"The enhanced carry permit goes with a lot of training and you are tested on it," said enhanced concealed-carry permit Don Warren. "And you have practical experience. You train with it. So, if you go through all of that, I think you deserve the right to carry wherever you need to."
Some local judges stepped in and found a way to keep those guns out.
"Several districts throughout the state decided to write their own orders which in effect actually repealed the law," noted gun rights advocate Rick Ward. "So, what they were trying to do is control it from within when they really couldn't do that."
Rick Ward was teaching the enhanced concealed-carry classes and started hearing about the push back. The only way to address the orders, was to take it to the Supreme Court.
"These orders were illegal," noted Ward. "They knew they were illegal from the beginning and they just banked on the fact that no one was going to take them to task."
Still, some folks echoed some of the sentiments filed in support of the local bans.

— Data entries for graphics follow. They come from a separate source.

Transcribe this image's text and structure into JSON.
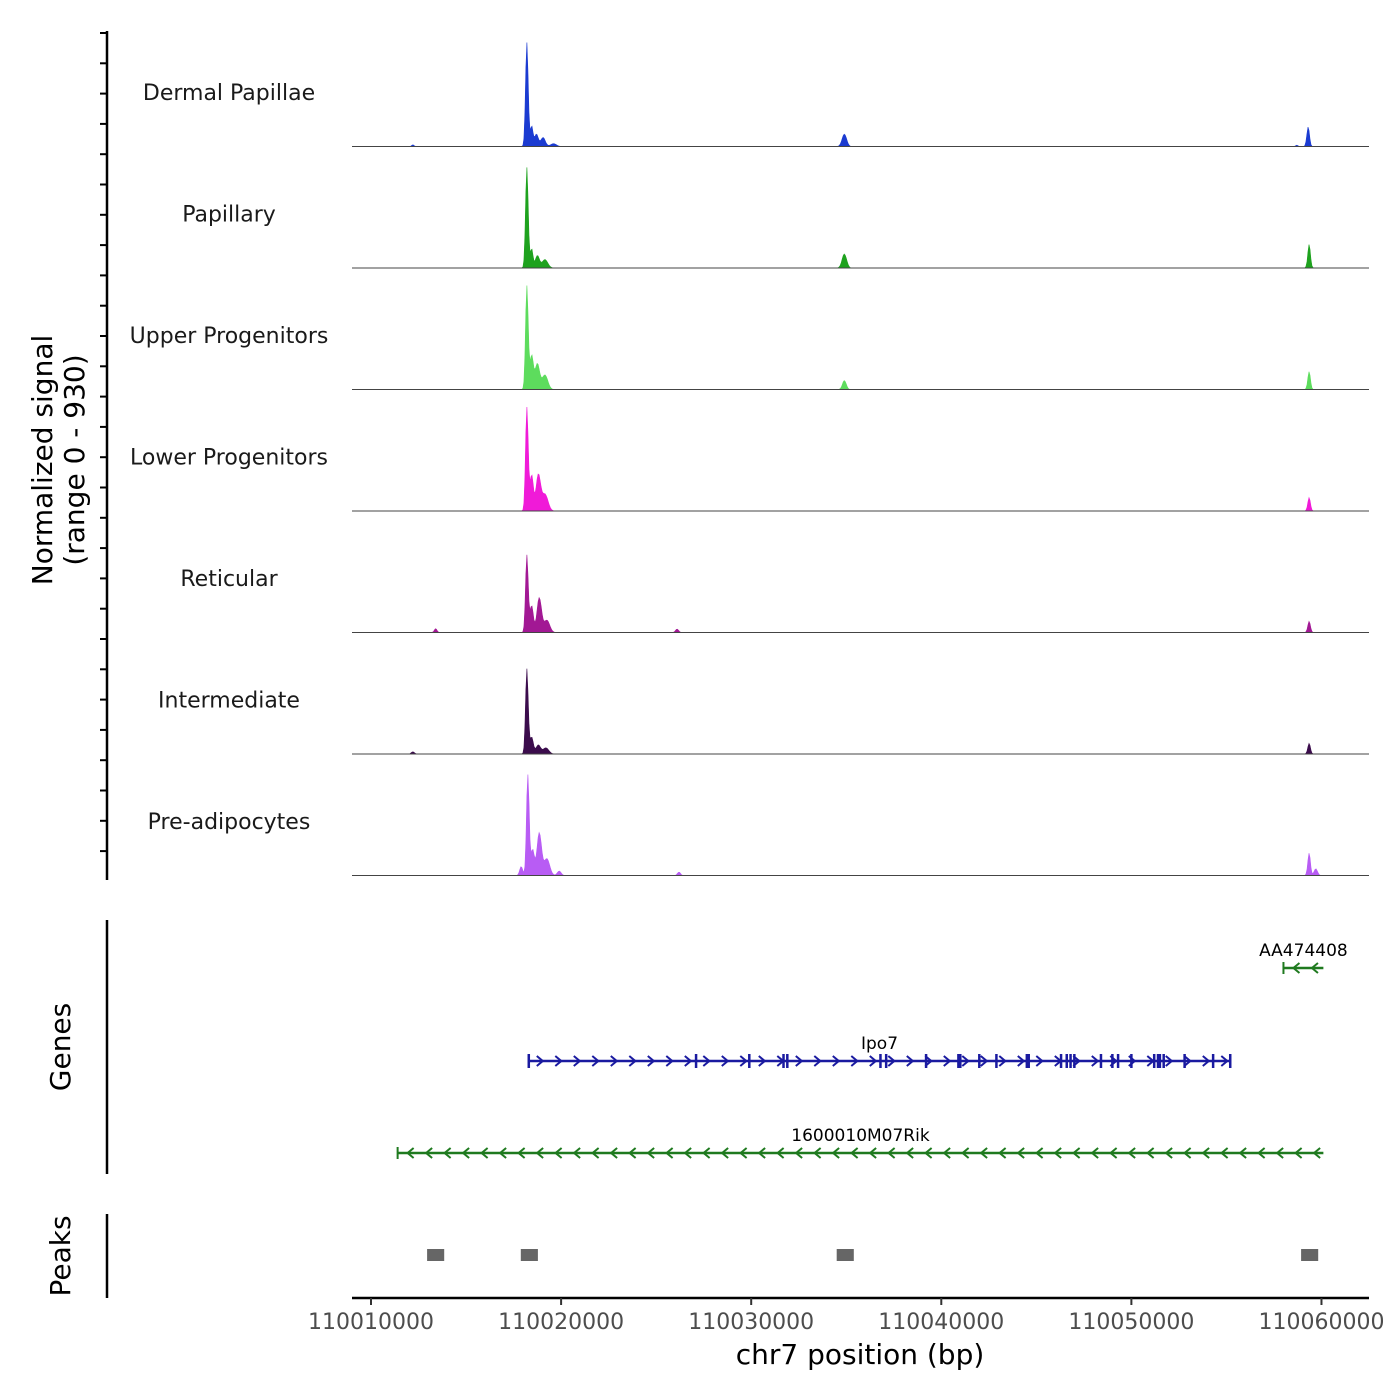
{
  "chart_data": {
    "type": "area",
    "chromosome": "chr7",
    "x_range": [
      110009000,
      110062500
    ],
    "y_axis_label": "Normalized signal",
    "y_axis_range_label": "(range 0 - 930)",
    "y_range": [
      0,
      930
    ],
    "x_axis_label": "chr7 position (bp)",
    "x_ticks": [
      110010000,
      110020000,
      110030000,
      110040000,
      110050000,
      110060000
    ],
    "x_tick_labels": [
      "110010000",
      "110020000",
      "110030000",
      "110040000",
      "110050000",
      "110060000"
    ],
    "series": [
      {
        "name": "Dermal Papillae",
        "color": "#1b3bd1",
        "peaks": [
          [
            110018200,
            930,
            70
          ],
          [
            110018450,
            180,
            70
          ],
          [
            110018700,
            110,
            100
          ],
          [
            110019050,
            80,
            120
          ],
          [
            110019600,
            25,
            150
          ],
          [
            110034900,
            110,
            120
          ],
          [
            110059300,
            175,
            70
          ],
          [
            110012200,
            15,
            60
          ],
          [
            110058700,
            12,
            60
          ]
        ]
      },
      {
        "name": "Papillary",
        "color": "#1ea21e",
        "peaks": [
          [
            110018200,
            900,
            70
          ],
          [
            110018450,
            170,
            70
          ],
          [
            110018750,
            110,
            110
          ],
          [
            110019150,
            75,
            150
          ],
          [
            110034900,
            125,
            120
          ],
          [
            110059350,
            210,
            70
          ]
        ]
      },
      {
        "name": "Upper Progenitors",
        "color": "#5ddc5d",
        "peaks": [
          [
            110018200,
            930,
            70
          ],
          [
            110018450,
            300,
            90
          ],
          [
            110018750,
            230,
            120
          ],
          [
            110019150,
            130,
            150
          ],
          [
            110034900,
            80,
            100
          ],
          [
            110059350,
            160,
            70
          ]
        ]
      },
      {
        "name": "Lower Progenitors",
        "color": "#f01ad8",
        "peaks": [
          [
            110018200,
            930,
            70
          ],
          [
            110018450,
            320,
            90
          ],
          [
            110018800,
            320,
            120
          ],
          [
            110019150,
            150,
            160
          ],
          [
            110059350,
            120,
            70
          ]
        ]
      },
      {
        "name": "Reticular",
        "color": "#a21894",
        "peaks": [
          [
            110018200,
            690,
            70
          ],
          [
            110018450,
            240,
            90
          ],
          [
            110018850,
            310,
            120
          ],
          [
            110019250,
            110,
            150
          ],
          [
            110013400,
            35,
            70
          ],
          [
            110026100,
            30,
            80
          ],
          [
            110059350,
            100,
            70
          ]
        ]
      },
      {
        "name": "Intermediate",
        "color": "#3b0c4c",
        "peaks": [
          [
            110018200,
            760,
            70
          ],
          [
            110018450,
            150,
            90
          ],
          [
            110018800,
            80,
            120
          ],
          [
            110019200,
            55,
            150
          ],
          [
            110012200,
            20,
            80
          ],
          [
            110059350,
            95,
            70
          ]
        ]
      },
      {
        "name": "Pre-adipocytes",
        "color": "#b85cf4",
        "peaks": [
          [
            110018250,
            900,
            70
          ],
          [
            110017900,
            80,
            80
          ],
          [
            110018500,
            230,
            90
          ],
          [
            110018850,
            380,
            120
          ],
          [
            110019250,
            150,
            150
          ],
          [
            110019900,
            40,
            100
          ],
          [
            110026200,
            30,
            80
          ],
          [
            110059350,
            200,
            70
          ],
          [
            110059700,
            60,
            90
          ]
        ]
      }
    ],
    "genes_track_label": "Genes",
    "genes": [
      {
        "name": "AA474408",
        "start": 110058000,
        "end": 110060100,
        "strand": "-",
        "color": "#1f7a1f",
        "exons": [],
        "row": 1
      },
      {
        "name": "Ipo7",
        "start": 110018300,
        "end": 110055200,
        "strand": "+",
        "color": "#1a1aa0",
        "exons": [
          110018300,
          110027100,
          110029900,
          110031700,
          110031900,
          110036800,
          110037100,
          110039200,
          110040900,
          110041000,
          110042000,
          110042900,
          110044500,
          110044600,
          110046300,
          110046600,
          110046800,
          110047000,
          110048400,
          110049000,
          110049300,
          110050000,
          110051200,
          110051400,
          110051500,
          110051700,
          110052800,
          110054300,
          110055200
        ],
        "row": 2
      },
      {
        "name": "1600010M07Rik",
        "start": 110011400,
        "end": 110060100,
        "strand": "-",
        "color": "#1f7a1f",
        "exons": [],
        "row": 3
      }
    ],
    "peaks_track_label": "Peaks",
    "peak_regions": [
      [
        110012950,
        110013850
      ],
      [
        110017880,
        110018780
      ],
      [
        110034500,
        110035400
      ],
      [
        110058930,
        110059830
      ]
    ],
    "peak_color": "#666666"
  }
}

"I think that it's crazy," said Sharon Day. "I don't think they should be able to carry a gun anywhere around a courthouse or the courtroom. I think it's dangerous if someone is angry with a lawyer or someone that's taking them to court. You know, they could get them coming in the door."
The Supreme Court case was focused on one chancery district, but Ward says it will apply to courthouses across the state that tried to overwrite the enhanced carry law.
"They'll have to take this down I'm sure," added Ward as he examined the order posted outside the Rankin County Courthouse.